Every step along the way to fill in the values is linear in the number of values filled in, so O(N^2) just like the much simpler solution proposed by the contest analysis.
Q3) Given a directed graph where every node has exactly one outgoing edge, determine the maximum number of nodes that can be placed in a circle such that every element in the circle is directly connected to one of its neighbouring elements.
A3) Despite this problem being worth the most number of points – I found it to be conceptually the easiest. Yes even easier than the first problem. That being said the implementation is a pain, even worse than my extra complicated option for Q2 large input size.
So the problem has two pretty straight forward cases.
Option 1, the circle is fully connected. Since each node has exactly one out going edge, this implies a cycle of some length. So step one is to find the largest cycle. That’s one possible answer. Having found all cycles we’ll throw away them or any nodes that are connected to them if the cycle length is greater than 2.
All of the remaining nodes form pairs of trees pointing to a cycle of length 2. Option 2 is to take the longest path to each side of that cycle, sum those together, then sum across all such connected components, this is the alternative answer. This represents taking all the longest fully connected lines and placing them into a circle. Return the largest of Option 1 and Option 2.

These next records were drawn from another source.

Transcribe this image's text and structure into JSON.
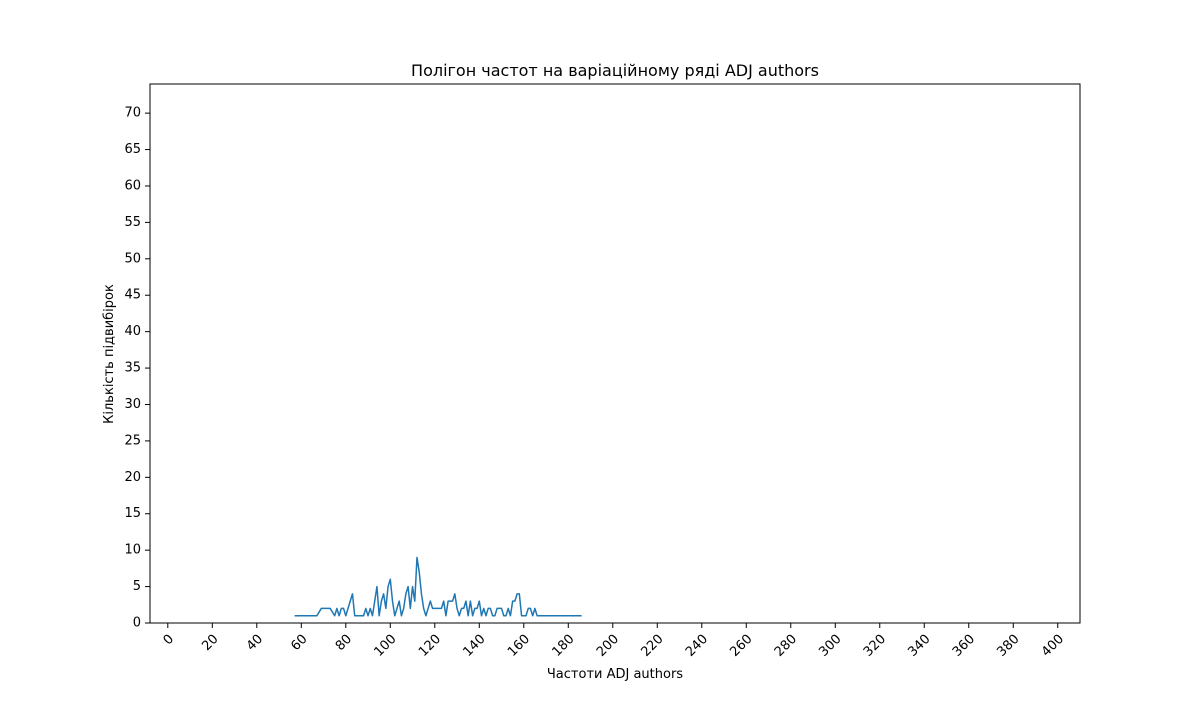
{
  "chart_data": {
    "type": "line",
    "title": "Полігон частот на варіаційному ряді ADJ authors",
    "xlabel": "Частоти ADJ authors",
    "ylabel": "Кількість підвибірок",
    "xlim": [
      -8,
      410
    ],
    "ylim": [
      0,
      74
    ],
    "xticks": [
      0,
      20,
      40,
      60,
      80,
      100,
      120,
      140,
      160,
      180,
      200,
      220,
      240,
      260,
      280,
      300,
      320,
      340,
      360,
      380,
      400
    ],
    "yticks": [
      0,
      5,
      10,
      15,
      20,
      25,
      30,
      35,
      40,
      45,
      50,
      55,
      60,
      65,
      70
    ],
    "grid": false,
    "colors": {
      "line": "#1f77b4"
    },
    "series": [
      {
        "x": [
          57,
          59,
          61,
          63,
          65,
          67,
          69,
          71,
          73,
          75,
          76,
          77,
          78,
          79,
          80,
          81,
          82,
          83,
          84,
          85,
          86,
          87,
          88,
          89,
          90,
          91,
          92,
          93,
          94,
          95,
          96,
          97,
          98,
          99,
          100,
          101,
          102,
          103,
          104,
          105,
          106,
          107,
          108,
          109,
          110,
          111,
          112,
          113,
          114,
          115,
          116,
          117,
          118,
          119,
          120,
          121,
          122,
          123,
          124,
          125,
          126,
          127,
          128,
          129,
          130,
          131,
          132,
          133,
          134,
          135,
          136,
          137,
          138,
          139,
          140,
          141,
          142,
          143,
          144,
          145,
          146,
          147,
          148,
          149,
          150,
          151,
          152,
          153,
          154,
          155,
          156,
          157,
          158,
          159,
          160,
          161,
          162,
          163,
          164,
          165,
          166,
          167,
          168,
          170,
          172,
          174,
          176,
          178,
          180,
          182,
          184,
          186
        ],
        "values": [
          1,
          1,
          1,
          1,
          1,
          1,
          2,
          2,
          2,
          1,
          2,
          1,
          2,
          2,
          1,
          2,
          3,
          4,
          1,
          1,
          1,
          1,
          1,
          2,
          1,
          2,
          1,
          3,
          5,
          1,
          3,
          4,
          2,
          5,
          6,
          3,
          1,
          2,
          3,
          1,
          2,
          4,
          5,
          2,
          5,
          3,
          9,
          7,
          4,
          2,
          1,
          2,
          3,
          2,
          2,
          2,
          2,
          2,
          3,
          1,
          3,
          3,
          3,
          4,
          2,
          1,
          2,
          2,
          3,
          1,
          3,
          1,
          2,
          2,
          3,
          1,
          2,
          1,
          2,
          2,
          1,
          1,
          2,
          2,
          2,
          1,
          1,
          2,
          1,
          3,
          3,
          4,
          4,
          1,
          1,
          1,
          2,
          2,
          1,
          2,
          1,
          1,
          1,
          1,
          1,
          1,
          1,
          1,
          1,
          1,
          1,
          1
        ]
      }
    ]
  }
}
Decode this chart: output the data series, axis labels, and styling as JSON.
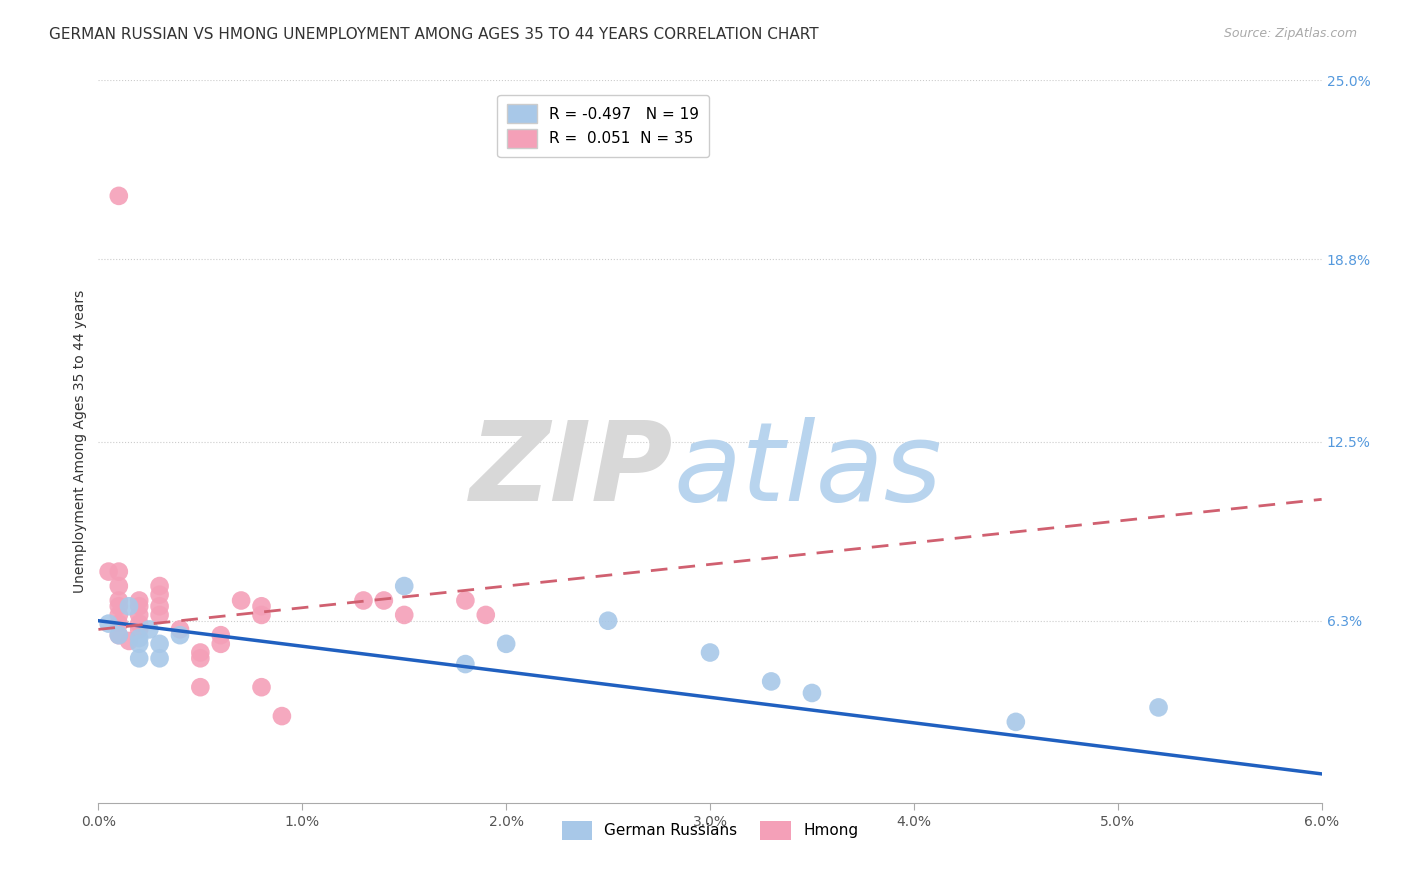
{
  "title": "GERMAN RUSSIAN VS HMONG UNEMPLOYMENT AMONG AGES 35 TO 44 YEARS CORRELATION CHART",
  "source": "Source: ZipAtlas.com",
  "ylabel": "Unemployment Among Ages 35 to 44 years",
  "xlim": [
    0.0,
    0.06
  ],
  "ylim": [
    0.0,
    0.25
  ],
  "xtick_labels": [
    "0.0%",
    "1.0%",
    "2.0%",
    "3.0%",
    "4.0%",
    "5.0%",
    "6.0%"
  ],
  "xtick_vals": [
    0.0,
    0.01,
    0.02,
    0.03,
    0.04,
    0.05,
    0.06
  ],
  "ytick_labels_right": [
    "6.3%",
    "12.5%",
    "18.8%",
    "25.0%"
  ],
  "ytick_vals_right": [
    0.063,
    0.125,
    0.188,
    0.25
  ],
  "legend_line1": "R = -0.497   N = 19",
  "legend_line2": "R =  0.051  N = 35",
  "bottom_legend_1": "German Russians",
  "bottom_legend_2": "Hmong",
  "blue_color": "#a8c8e8",
  "pink_color": "#f4a0b8",
  "blue_line_color": "#2060c0",
  "pink_line_color": "#d06070",
  "background_color": "#ffffff",
  "blue_trend_x": [
    0.0,
    0.06
  ],
  "blue_trend_y": [
    0.063,
    0.01
  ],
  "pink_trend_x": [
    0.0,
    0.06
  ],
  "pink_trend_y": [
    0.06,
    0.105
  ],
  "blue_x": [
    0.0005,
    0.001,
    0.0015,
    0.002,
    0.002,
    0.002,
    0.0025,
    0.003,
    0.003,
    0.004,
    0.015,
    0.018,
    0.02,
    0.025,
    0.03,
    0.033,
    0.035,
    0.045,
    0.052
  ],
  "blue_y": [
    0.062,
    0.058,
    0.068,
    0.057,
    0.055,
    0.05,
    0.06,
    0.055,
    0.05,
    0.058,
    0.075,
    0.048,
    0.055,
    0.063,
    0.052,
    0.042,
    0.038,
    0.028,
    0.033
  ],
  "pink_x": [
    0.0005,
    0.001,
    0.001,
    0.001,
    0.001,
    0.001,
    0.001,
    0.001,
    0.001,
    0.0015,
    0.002,
    0.002,
    0.002,
    0.002,
    0.002,
    0.003,
    0.003,
    0.003,
    0.003,
    0.004,
    0.005,
    0.005,
    0.005,
    0.006,
    0.006,
    0.007,
    0.008,
    0.008,
    0.008,
    0.009,
    0.013,
    0.014,
    0.015,
    0.018,
    0.019
  ],
  "pink_y": [
    0.08,
    0.21,
    0.08,
    0.075,
    0.07,
    0.068,
    0.065,
    0.062,
    0.058,
    0.056,
    0.07,
    0.068,
    0.065,
    0.062,
    0.06,
    0.075,
    0.072,
    0.068,
    0.065,
    0.06,
    0.052,
    0.05,
    0.04,
    0.058,
    0.055,
    0.07,
    0.068,
    0.065,
    0.04,
    0.03,
    0.07,
    0.07,
    0.065,
    0.07,
    0.065
  ],
  "title_fontsize": 11,
  "axis_label_fontsize": 10,
  "tick_fontsize": 10,
  "legend_fontsize": 11,
  "scatter_size": 180
}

Depth first search will identify all the connected components in linear time, it will also identify the longest cycle in linear time. A second depth first search on each connected component with cycle length of 2 will find the longest path to the cycle in linear time too if you keep track of path depth and destination to avoid recalculation when your depth first search finds somewhere you’ve searched before when starting from a new possible deepest node. Or reverse the direction of the arrows and just do a standard height of tree calculation.